Because this change did not go into effect until January 1, 2014, pre-expansion regulations display the criteria for children as at or below 133 percent of the FPL and the criteria for pregnant women as at or below 185 percent of the FPL. This differs from post-expansion regulations, which display the criteria for children as at or below 147 percent of the FPL and the criteria for pregnant women as at or below 200 percent of the FPL. Despite this, the eligibility for these two groups did not actually change under the ACA expansion.

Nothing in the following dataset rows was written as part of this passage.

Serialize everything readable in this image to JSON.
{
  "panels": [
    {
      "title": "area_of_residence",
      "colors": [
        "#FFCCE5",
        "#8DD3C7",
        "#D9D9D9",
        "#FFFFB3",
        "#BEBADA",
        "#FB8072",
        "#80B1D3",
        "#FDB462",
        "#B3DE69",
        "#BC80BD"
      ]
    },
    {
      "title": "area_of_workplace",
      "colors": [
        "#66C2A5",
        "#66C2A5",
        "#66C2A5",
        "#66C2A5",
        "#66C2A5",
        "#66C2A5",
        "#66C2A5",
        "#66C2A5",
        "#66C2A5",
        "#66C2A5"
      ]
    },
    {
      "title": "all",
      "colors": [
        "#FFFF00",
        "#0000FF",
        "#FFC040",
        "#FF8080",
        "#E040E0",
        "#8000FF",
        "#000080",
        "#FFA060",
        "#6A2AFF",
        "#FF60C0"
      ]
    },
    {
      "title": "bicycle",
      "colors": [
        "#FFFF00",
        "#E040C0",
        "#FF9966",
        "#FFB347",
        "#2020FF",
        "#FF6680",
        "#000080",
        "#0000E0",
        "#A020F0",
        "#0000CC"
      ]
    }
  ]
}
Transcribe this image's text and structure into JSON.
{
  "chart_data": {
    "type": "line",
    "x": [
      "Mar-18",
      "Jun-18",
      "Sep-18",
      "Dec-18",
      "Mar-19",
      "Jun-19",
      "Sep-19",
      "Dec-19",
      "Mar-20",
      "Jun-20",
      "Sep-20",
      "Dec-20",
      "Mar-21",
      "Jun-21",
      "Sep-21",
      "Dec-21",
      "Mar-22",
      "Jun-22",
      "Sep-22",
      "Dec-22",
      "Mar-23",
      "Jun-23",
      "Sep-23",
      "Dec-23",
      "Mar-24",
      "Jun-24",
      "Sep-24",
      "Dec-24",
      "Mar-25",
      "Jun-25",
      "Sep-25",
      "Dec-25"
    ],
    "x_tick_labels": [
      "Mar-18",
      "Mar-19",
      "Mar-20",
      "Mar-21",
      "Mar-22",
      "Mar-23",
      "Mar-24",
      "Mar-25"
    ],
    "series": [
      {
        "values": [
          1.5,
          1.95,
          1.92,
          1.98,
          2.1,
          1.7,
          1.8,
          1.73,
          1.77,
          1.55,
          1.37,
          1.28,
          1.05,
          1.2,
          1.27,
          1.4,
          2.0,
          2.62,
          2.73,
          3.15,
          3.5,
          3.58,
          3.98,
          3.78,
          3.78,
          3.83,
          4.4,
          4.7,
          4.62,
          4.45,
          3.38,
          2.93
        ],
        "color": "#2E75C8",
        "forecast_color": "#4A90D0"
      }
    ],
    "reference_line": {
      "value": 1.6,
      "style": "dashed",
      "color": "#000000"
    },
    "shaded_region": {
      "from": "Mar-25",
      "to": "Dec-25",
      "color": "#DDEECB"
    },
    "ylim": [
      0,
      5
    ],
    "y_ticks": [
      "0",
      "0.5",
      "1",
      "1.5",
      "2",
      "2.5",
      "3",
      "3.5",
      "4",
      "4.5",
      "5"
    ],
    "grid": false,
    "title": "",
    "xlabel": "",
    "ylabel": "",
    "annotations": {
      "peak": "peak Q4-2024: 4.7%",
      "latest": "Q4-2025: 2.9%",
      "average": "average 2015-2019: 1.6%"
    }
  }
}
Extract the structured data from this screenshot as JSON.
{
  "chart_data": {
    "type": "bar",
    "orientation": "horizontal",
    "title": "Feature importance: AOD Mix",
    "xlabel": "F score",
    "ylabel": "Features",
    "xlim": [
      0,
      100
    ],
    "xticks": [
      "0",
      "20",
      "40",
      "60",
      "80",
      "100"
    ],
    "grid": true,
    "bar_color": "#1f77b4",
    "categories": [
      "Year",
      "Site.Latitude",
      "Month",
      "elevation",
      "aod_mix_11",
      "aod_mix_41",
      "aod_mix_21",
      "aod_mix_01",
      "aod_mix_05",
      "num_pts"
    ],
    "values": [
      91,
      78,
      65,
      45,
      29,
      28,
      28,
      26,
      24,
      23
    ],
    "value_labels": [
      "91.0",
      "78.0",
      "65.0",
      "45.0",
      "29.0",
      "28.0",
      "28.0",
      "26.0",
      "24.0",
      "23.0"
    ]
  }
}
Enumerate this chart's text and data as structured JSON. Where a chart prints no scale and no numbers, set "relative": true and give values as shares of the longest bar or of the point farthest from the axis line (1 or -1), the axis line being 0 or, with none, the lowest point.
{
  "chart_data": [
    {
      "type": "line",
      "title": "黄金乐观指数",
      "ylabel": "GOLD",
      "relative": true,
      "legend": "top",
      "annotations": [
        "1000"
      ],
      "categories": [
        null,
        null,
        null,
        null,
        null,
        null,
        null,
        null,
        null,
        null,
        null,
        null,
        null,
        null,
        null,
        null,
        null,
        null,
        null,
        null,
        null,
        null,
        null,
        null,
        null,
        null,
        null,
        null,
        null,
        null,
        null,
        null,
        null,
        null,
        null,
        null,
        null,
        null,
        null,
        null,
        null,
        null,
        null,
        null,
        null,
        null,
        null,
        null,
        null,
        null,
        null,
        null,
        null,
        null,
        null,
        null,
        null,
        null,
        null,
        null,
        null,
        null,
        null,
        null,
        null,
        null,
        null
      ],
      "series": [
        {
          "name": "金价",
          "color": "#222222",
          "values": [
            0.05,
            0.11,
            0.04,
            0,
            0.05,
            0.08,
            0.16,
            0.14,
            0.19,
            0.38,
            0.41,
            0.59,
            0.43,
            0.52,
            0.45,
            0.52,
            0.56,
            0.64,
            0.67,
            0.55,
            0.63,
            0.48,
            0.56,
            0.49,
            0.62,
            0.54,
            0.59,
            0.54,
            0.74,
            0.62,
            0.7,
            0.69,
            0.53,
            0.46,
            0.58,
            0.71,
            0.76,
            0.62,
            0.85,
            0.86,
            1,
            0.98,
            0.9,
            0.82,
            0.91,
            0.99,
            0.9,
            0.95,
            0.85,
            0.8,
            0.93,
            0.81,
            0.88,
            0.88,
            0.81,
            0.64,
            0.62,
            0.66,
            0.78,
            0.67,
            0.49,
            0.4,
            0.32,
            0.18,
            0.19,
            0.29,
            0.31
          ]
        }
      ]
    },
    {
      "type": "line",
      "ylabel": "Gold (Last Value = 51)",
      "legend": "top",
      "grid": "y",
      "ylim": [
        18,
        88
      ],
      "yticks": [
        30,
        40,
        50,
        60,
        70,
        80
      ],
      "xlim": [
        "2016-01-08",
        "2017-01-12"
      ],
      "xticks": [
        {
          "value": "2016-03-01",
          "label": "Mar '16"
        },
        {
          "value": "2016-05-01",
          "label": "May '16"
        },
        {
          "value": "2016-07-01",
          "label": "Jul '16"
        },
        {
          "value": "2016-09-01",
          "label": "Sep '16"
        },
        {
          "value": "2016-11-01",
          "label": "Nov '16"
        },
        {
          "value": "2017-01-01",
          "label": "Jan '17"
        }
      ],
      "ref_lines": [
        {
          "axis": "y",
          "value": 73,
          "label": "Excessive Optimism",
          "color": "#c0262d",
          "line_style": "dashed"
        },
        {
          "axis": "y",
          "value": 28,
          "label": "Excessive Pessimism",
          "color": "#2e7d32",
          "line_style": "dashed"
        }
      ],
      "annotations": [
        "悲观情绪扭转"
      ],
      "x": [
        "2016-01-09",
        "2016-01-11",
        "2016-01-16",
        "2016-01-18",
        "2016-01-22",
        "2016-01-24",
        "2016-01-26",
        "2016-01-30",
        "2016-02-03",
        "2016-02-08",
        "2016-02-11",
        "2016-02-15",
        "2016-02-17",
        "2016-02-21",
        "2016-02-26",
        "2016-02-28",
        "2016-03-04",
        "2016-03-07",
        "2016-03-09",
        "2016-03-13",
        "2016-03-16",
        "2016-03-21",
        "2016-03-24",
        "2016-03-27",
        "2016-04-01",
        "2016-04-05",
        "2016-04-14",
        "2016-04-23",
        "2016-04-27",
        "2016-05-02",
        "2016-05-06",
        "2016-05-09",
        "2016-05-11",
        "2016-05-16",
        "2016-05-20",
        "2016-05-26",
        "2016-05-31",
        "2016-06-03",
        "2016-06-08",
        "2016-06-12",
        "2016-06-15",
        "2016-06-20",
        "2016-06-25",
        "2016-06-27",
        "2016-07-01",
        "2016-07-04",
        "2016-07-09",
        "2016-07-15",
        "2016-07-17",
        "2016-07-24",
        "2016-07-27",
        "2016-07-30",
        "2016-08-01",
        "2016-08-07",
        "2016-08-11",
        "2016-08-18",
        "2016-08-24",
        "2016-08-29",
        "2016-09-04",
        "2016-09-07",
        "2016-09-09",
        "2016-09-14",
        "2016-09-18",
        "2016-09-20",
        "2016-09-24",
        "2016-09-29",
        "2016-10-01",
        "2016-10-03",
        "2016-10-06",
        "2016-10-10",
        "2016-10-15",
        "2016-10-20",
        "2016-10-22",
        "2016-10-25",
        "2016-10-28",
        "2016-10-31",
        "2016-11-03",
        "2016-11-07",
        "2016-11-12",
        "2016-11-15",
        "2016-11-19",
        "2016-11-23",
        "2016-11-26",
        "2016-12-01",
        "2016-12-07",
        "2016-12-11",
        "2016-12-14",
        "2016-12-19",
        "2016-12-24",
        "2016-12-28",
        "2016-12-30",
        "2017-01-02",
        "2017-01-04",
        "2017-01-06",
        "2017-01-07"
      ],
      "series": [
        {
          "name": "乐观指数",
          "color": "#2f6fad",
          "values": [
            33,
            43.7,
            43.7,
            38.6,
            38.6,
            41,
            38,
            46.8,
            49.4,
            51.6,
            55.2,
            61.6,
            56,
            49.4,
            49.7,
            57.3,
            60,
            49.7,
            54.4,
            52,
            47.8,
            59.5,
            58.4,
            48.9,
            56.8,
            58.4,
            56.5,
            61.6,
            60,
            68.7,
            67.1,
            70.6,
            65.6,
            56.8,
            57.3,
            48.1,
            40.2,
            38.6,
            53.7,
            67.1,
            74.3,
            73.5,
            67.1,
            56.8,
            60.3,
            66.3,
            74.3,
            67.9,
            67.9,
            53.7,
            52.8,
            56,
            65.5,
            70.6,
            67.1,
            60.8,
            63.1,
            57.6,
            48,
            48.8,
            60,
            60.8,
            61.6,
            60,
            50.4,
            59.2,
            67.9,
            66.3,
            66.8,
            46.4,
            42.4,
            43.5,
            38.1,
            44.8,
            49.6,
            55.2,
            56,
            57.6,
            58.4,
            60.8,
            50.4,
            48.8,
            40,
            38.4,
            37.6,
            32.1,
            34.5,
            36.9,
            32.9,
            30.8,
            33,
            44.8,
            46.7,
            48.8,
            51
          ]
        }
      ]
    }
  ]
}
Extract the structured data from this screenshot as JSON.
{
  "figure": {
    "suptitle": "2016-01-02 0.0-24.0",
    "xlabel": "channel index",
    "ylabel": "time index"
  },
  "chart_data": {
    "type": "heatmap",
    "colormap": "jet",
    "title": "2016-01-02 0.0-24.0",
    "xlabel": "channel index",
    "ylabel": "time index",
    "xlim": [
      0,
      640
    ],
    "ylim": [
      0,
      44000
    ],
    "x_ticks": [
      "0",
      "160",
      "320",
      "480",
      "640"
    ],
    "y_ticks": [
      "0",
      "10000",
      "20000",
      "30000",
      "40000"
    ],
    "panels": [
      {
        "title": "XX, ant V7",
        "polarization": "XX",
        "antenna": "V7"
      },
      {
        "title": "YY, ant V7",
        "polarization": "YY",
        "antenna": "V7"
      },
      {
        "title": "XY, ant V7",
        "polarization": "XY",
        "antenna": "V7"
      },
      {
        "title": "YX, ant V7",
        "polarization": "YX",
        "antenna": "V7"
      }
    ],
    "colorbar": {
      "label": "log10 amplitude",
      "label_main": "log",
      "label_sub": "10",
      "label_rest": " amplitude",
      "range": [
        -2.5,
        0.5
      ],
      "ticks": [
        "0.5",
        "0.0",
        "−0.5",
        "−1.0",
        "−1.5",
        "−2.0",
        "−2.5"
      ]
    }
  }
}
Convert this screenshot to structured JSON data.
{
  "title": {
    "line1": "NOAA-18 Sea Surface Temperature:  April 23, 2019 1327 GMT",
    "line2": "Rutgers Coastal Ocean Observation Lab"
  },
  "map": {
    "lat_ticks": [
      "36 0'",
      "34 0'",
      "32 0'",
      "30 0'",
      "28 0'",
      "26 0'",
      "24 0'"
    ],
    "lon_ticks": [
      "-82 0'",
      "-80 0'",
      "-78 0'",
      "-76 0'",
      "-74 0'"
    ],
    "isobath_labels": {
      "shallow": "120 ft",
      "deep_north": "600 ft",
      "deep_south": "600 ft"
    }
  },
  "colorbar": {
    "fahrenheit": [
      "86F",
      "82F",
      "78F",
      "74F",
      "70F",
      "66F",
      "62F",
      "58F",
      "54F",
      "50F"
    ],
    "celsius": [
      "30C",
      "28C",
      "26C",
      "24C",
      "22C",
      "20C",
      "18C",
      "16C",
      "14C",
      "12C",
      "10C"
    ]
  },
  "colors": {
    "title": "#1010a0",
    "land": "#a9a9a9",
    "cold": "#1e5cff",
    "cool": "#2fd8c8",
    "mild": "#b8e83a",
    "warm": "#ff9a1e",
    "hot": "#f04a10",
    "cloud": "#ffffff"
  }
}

Finally, certain populations defined as welcome mat or newly eligible by HCPF were defined differently by CHI.
While foster care and non-citizen emergency populations technically include some people who are newly eligible, they are all matched at the standard 50 percent federal rate for welcome mat enrollees. For simplicity, the CHI analysis considers all spending for these populations, which is about $20 million per year, to be welcome mat spending.
Additionally, a portion of what HCPF calls the welcome mat population — parents and caretakers with annual incomes between 69 and 100 percent of the FPL — receive a 100 percent federal matching rate. CHI, for purposes of this analysis, considered these populations to be newly eligible.